Individuals are broken in countless ways, families and churches fall apart, nations go into free-fall and Christianity largely loses its way where there is a lack of discerning and decisive, competent and courageous, proactive and persevering, leadership. America's national shortage of principled, powerful leadership has never been more critical or painfully obvious than it is now. To be clear, the title "father" or "pastor," or "coach" or "boss," or "general" or "president," doesn't make a leader. Character, behavior and measurable good results does. Men need to be examined, and examine themselves, as to whether or not they are truly leaders.
Napoleon said that one of the greatest crimes a man can commit is to assume a place of leadership for which he knows he is not qualified. Men should think this over very seriously before they get married and have a family or assume any position of leadership where they will impact the lives and futures of others. It's also wrong for a man in a leadership position to not strive to be the best leader that he can possibly be. The good news is that any man who is teachable can become an extraordinary and outstanding leader. To make this happen, there are books to read (beginning with the Bible), good examples to emulate, and wisdom to be had for the asking (James 1:5).

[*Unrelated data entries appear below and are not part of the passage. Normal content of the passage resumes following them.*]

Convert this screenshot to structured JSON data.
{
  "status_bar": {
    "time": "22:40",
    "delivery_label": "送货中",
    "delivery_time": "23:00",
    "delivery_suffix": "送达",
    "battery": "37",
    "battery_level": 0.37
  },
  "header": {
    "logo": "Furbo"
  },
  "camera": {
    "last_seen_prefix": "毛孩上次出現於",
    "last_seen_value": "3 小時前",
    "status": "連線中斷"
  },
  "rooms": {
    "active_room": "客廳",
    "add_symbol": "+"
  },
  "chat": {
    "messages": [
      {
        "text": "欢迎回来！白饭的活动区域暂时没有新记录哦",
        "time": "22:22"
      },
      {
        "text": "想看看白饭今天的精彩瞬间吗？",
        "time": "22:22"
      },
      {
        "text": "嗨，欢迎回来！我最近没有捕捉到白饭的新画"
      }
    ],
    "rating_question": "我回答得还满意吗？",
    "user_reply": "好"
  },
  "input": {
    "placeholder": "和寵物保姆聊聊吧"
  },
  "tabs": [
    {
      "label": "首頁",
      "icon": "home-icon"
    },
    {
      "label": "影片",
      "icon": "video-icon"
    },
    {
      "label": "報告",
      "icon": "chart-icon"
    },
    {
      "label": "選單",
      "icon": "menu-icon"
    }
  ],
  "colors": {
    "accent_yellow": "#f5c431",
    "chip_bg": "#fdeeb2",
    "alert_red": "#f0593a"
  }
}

Men become leaders. They aren't born that way. Leadership is learned. One our our great generals said, "Give me anyone except a schizophrenic, and I'll turn him into a leader." A good man is driven to learn to lead by virtue of his integrity, his sense of responsibility, and his commitment to his duty as a father, a pastor, a statesman, a soldier or a supervisor, etc. "Leadership," James MacGregor Burns wrote, "is fired in the forge of ambition and opportunities, and arises out of great conflict." It is a lifetime learning process, developed on the mountaintops, in the valleys and in the everywhere-in-between of "desert," "wilderness" and "swamp" places in our life experience.